Разговор с родителями снял с меня какое-то напряжение, и явился аппетит. Уселся я, как порядочный едок, правда вполоборота к двери, чтобы легче было вскочить, если звякнет телефон, – я ждал Валиного звонка, но после первых же ложек супа есть расхотелось, и со стаканом чая я подошел к телефону. Я смотрел в десятиглазый диск, как в лицо какого-нибудь спящего волшебника, умоляя его проснуться. Я представлял: вот Валя стучится к соседям, вот поднимает трубку, вот набирает номер, и вот сейчас уходит назад последняя цифра… Но телефон молчал. Я понял, что ждать не надо, а надо притвориться, что ничего и не должно быть. Побрел на кухню и, пустив воду тонкой струей, начал медленно мыть посуду, глядя в окно. Я думал об отце, о Вале, о школе…

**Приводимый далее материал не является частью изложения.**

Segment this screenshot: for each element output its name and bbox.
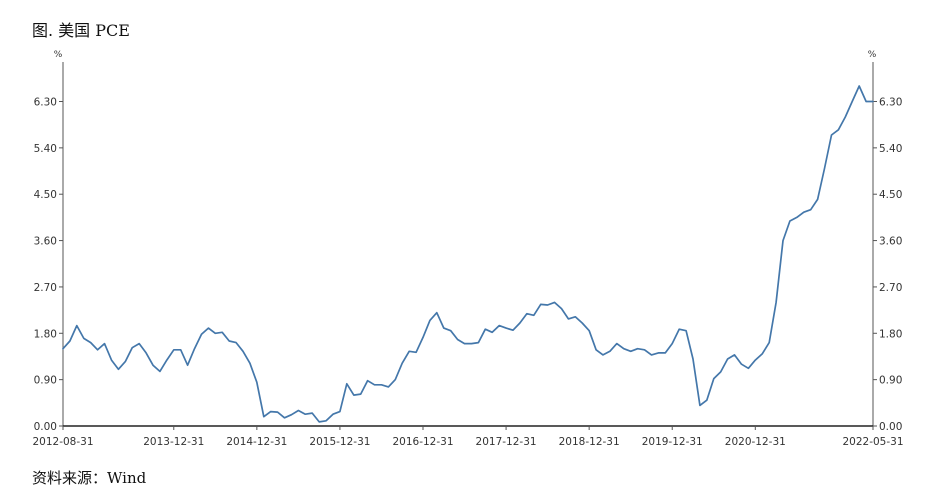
x-tick-label: 2012-08-31 xyxy=(32,436,93,448)
axes: % % 0.00 0.00 0.90 0.90 1.80 1.80 2.70 2.70 3.60 3.… xyxy=(32,50,903,448)
y-unit-left: % xyxy=(54,50,63,60)
data-source-note: 资料来源：Wind xyxy=(32,469,147,487)
y-tick-label-left: 2.70 xyxy=(34,282,57,294)
y-tick-label-right: 2.70 xyxy=(879,282,902,294)
y-tick-label-left: 1.80 xyxy=(34,328,57,340)
y-tick-label-right: 5.40 xyxy=(879,143,902,155)
y-tick-label-right: 3.60 xyxy=(879,236,902,248)
x-tick-label: 2020-12-31 xyxy=(725,436,786,448)
y-tick-label-right: 0.00 xyxy=(879,421,902,433)
x-tick-label: 2022-05-31 xyxy=(842,436,903,448)
y-tick-label-right: 6.30 xyxy=(879,97,902,109)
y-tick-label-left: 0.90 xyxy=(34,375,57,387)
y-unit-right: % xyxy=(868,50,877,60)
plot-area xyxy=(62,85,874,423)
x-tick-label: 2019-12-31 xyxy=(642,436,703,448)
pce-series-line xyxy=(62,85,874,423)
x-tick-label: 2013-12-31 xyxy=(143,436,204,448)
y-tick-label-right: 0.90 xyxy=(879,375,902,387)
chart-title: 图. 美国 PCE xyxy=(32,21,130,40)
y-tick-label-left: 3.60 xyxy=(34,236,57,248)
x-tick-label: 2017-12-31 xyxy=(476,436,537,448)
x-tick-label: 2018-12-31 xyxy=(559,436,620,448)
y-tick-label-left: 0.00 xyxy=(34,421,57,433)
x-tick-label: 2014-12-31 xyxy=(226,436,287,448)
y-tick-label-left: 6.30 xyxy=(34,97,57,109)
x-tick-label: 2016-12-31 xyxy=(392,436,453,448)
y-tick-label-right: 1.80 xyxy=(879,328,902,340)
y-tick-label-left: 5.40 xyxy=(34,143,57,155)
y-tick-label-left: 4.50 xyxy=(34,189,57,201)
y-tick-label-right: 4.50 xyxy=(879,189,902,201)
x-tick-label: 2015-12-31 xyxy=(309,436,370,448)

Телефон заработал вдруг, и Мебиус ответил:
– Дома никого нет!
– Как нет! – заорал я и бросился в коридор, сообразив, что мать с отцом, уходя, переключили тумблер, а я, балбес, сгоряча забыл про него. – Да-да, слушаю!
– Эп, ты спятил? Форум горит! Анкет куча! Комиссия наизнанку выворачивается, а председателю хоть бы хны! Жрет и робота врать учит! Ну, Эп!..
Я нервно рассмеялся.
– Выхожу, Забор!.. Ну, стало быть, надо! Очень!.. Не школой единой жив человек!.. Да успеем, не кипятись!.. Что-то ты, Заборчик, стал расшатываться!.. Ладно, выхожу.

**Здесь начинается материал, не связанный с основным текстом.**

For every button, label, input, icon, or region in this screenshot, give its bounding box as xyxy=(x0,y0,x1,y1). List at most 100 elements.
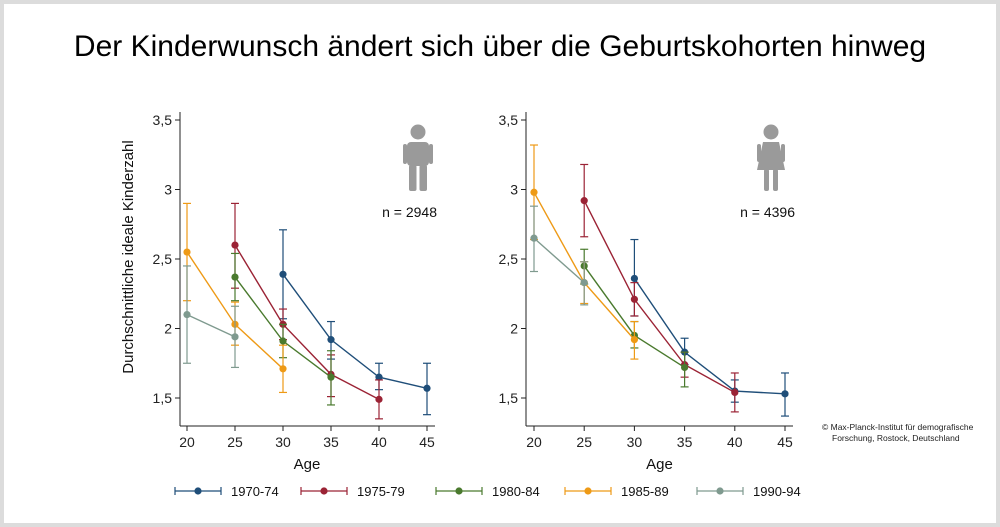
x-tick-label: 30 xyxy=(275,434,291,450)
data-point xyxy=(231,241,239,249)
sample-size-label: n = 4396 xyxy=(740,204,795,220)
x-tick-label: 45 xyxy=(419,434,435,450)
legend: 1970-74 1975-79 1980-84 1985-89 1990-94 xyxy=(174,484,801,499)
data-point xyxy=(231,333,239,341)
y-tick-label: 1,5 xyxy=(153,390,173,406)
series-1990-94 xyxy=(183,265,239,369)
data-point xyxy=(327,373,335,381)
series-line xyxy=(583,200,736,394)
data-point xyxy=(630,336,639,344)
female-person-icon xyxy=(757,124,785,191)
y-tick-label: 3,5 xyxy=(153,112,173,128)
data-point xyxy=(375,395,383,403)
data-point xyxy=(327,336,335,344)
x-tick-label: 25 xyxy=(576,434,592,450)
data-point xyxy=(580,279,588,287)
x-tick-label: 20 xyxy=(526,434,542,450)
icon-leg xyxy=(409,165,417,191)
legend-item-1990-94: 1990-94 xyxy=(696,484,801,499)
series-1980-84 xyxy=(231,252,335,406)
series-line xyxy=(186,313,236,338)
icon-arm xyxy=(429,144,433,164)
data-point xyxy=(231,273,239,281)
legend-marker xyxy=(194,487,202,495)
legend-item-1970-74: 1970-74 xyxy=(174,484,279,499)
legend-marker xyxy=(584,487,592,495)
icon-head xyxy=(763,124,779,140)
copyright-credit: © Max-Planck-Institut für demografische … xyxy=(822,422,997,444)
series-1970-74 xyxy=(630,238,789,417)
data-point xyxy=(630,295,639,303)
y-tick-label: 2 xyxy=(510,321,518,337)
icon-torso xyxy=(407,142,429,166)
data-point xyxy=(681,363,689,372)
series-1975-79 xyxy=(580,163,739,413)
panel-men: 1,5 2 2,5 3 3,5 20 25 30 35 40 45 Age Durchschnittli… xyxy=(120,112,437,473)
series-line xyxy=(633,278,786,395)
legend-label: 1970-74 xyxy=(231,484,279,499)
x-axis-label: Age xyxy=(646,456,673,473)
series-line xyxy=(234,244,380,401)
icon-dress xyxy=(757,142,785,170)
series-1975-79 xyxy=(231,202,383,420)
y-tick-label: 2,5 xyxy=(499,251,519,267)
x-tick-label: 45 xyxy=(777,434,793,450)
y-tick-label: 3 xyxy=(164,182,172,198)
chart-title: Der Kinderwunsch ändert sich über die Ge… xyxy=(73,30,927,63)
x-tick-label: 20 xyxy=(179,434,195,450)
legend-label: 1980-84 xyxy=(492,484,540,499)
chart-frame xyxy=(4,4,996,523)
y-tick-label: 2 xyxy=(164,321,172,337)
data-point xyxy=(279,270,287,278)
icon-arm xyxy=(781,144,785,162)
icon-arm xyxy=(757,144,761,162)
x-tick-label: 25 xyxy=(227,434,243,450)
series-1990-94 xyxy=(530,205,589,306)
x-tick-label: 30 xyxy=(627,434,643,450)
data-point xyxy=(530,188,538,196)
legend-marker xyxy=(455,487,463,495)
legend-marker xyxy=(320,487,328,495)
credit-line-2: Forschung, Rostock, Deutschland xyxy=(832,433,960,443)
legend-label: 1975-79 xyxy=(357,484,405,499)
icon-leg xyxy=(764,169,769,191)
icon-leg xyxy=(773,169,778,191)
data-point xyxy=(375,373,383,381)
legend-marker xyxy=(716,487,724,495)
y-axis-label: Durchschnittliche ideale Kinderzahl xyxy=(120,140,137,373)
data-point xyxy=(630,274,639,283)
data-point xyxy=(279,337,287,345)
y-tick-label: 2,5 xyxy=(153,251,173,267)
y-tick-label: 1,5 xyxy=(499,390,519,406)
legend-item-1985-89: 1985-89 xyxy=(564,484,669,499)
icon-arm xyxy=(403,144,407,164)
x-tick-label: 35 xyxy=(677,434,693,450)
data-point xyxy=(183,311,191,319)
data-point xyxy=(580,197,588,205)
series-line xyxy=(282,273,428,389)
x-tick-label: 35 xyxy=(323,434,339,450)
data-point xyxy=(183,248,191,256)
male-person-icon xyxy=(403,124,433,191)
legend-label: 1985-89 xyxy=(621,484,669,499)
data-point xyxy=(781,390,789,398)
icon-head xyxy=(410,124,426,140)
data-point xyxy=(423,384,431,392)
x-axis-label: Age xyxy=(294,456,321,473)
data-point xyxy=(530,234,538,242)
data-point xyxy=(279,365,287,373)
legend-label: 1990-94 xyxy=(753,484,801,499)
y-tick-label: 3,5 xyxy=(499,112,519,128)
series-line xyxy=(533,237,585,284)
sample-size-label: n = 2948 xyxy=(382,204,437,220)
icon-leg xyxy=(419,165,427,191)
y-tick-label: 3 xyxy=(510,182,518,198)
legend-item-1980-84: 1980-84 xyxy=(435,484,540,499)
x-tick-label: 40 xyxy=(371,434,387,450)
legend-item-1975-79: 1975-79 xyxy=(300,484,405,499)
data-point xyxy=(731,388,739,397)
panel-women: 1,5 2 2,5 3 3,5 20 25 30 35 40 45 Age n = 4396 xyxy=(499,112,795,473)
x-tick-label: 40 xyxy=(727,434,743,450)
credit-line-1: © Max-Planck-Institut für demografische xyxy=(822,422,974,432)
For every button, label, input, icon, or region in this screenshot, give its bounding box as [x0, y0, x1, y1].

Я вдруг устал и, опустив трубку, некоторое время держался за телефон. Тревога исподтишка начала заводить во мне свою холодную пружину… А может быть, Валя еще не сделала того, о чем хотела сказать?.. Даже наверняка не сделала! Если встречи не предвидится, зачем торопиться? А вот к моменту моего выхода в эфир все уже будет решено! Чуть успокоенный, я домыл посуду, оделся и побежал.
Глава девятнадцатая
Мы измотались с анкетами, а Васька, с лихорадочно горящими глазами, забыв о еде и доме, все торопил нас, не отпуская даже напиться, и раздобыл где-то графин с водой. Мы ехидно требовали, чтобы для повышения производительности труда он притащил сюда и унитаз. Время от времени в пионерскую заглядывала Нина Юрьевна, готовившая к завтрашнему дню доклад по данным родительских анкет… Лишь в девятом часу, когда школа давно опустела, а я сидел как на иголках, мы завершили свой труд. Но и здесь Забор посмел предложить мне задержаться еще на часок, чтобы подбить кое-какие бабки.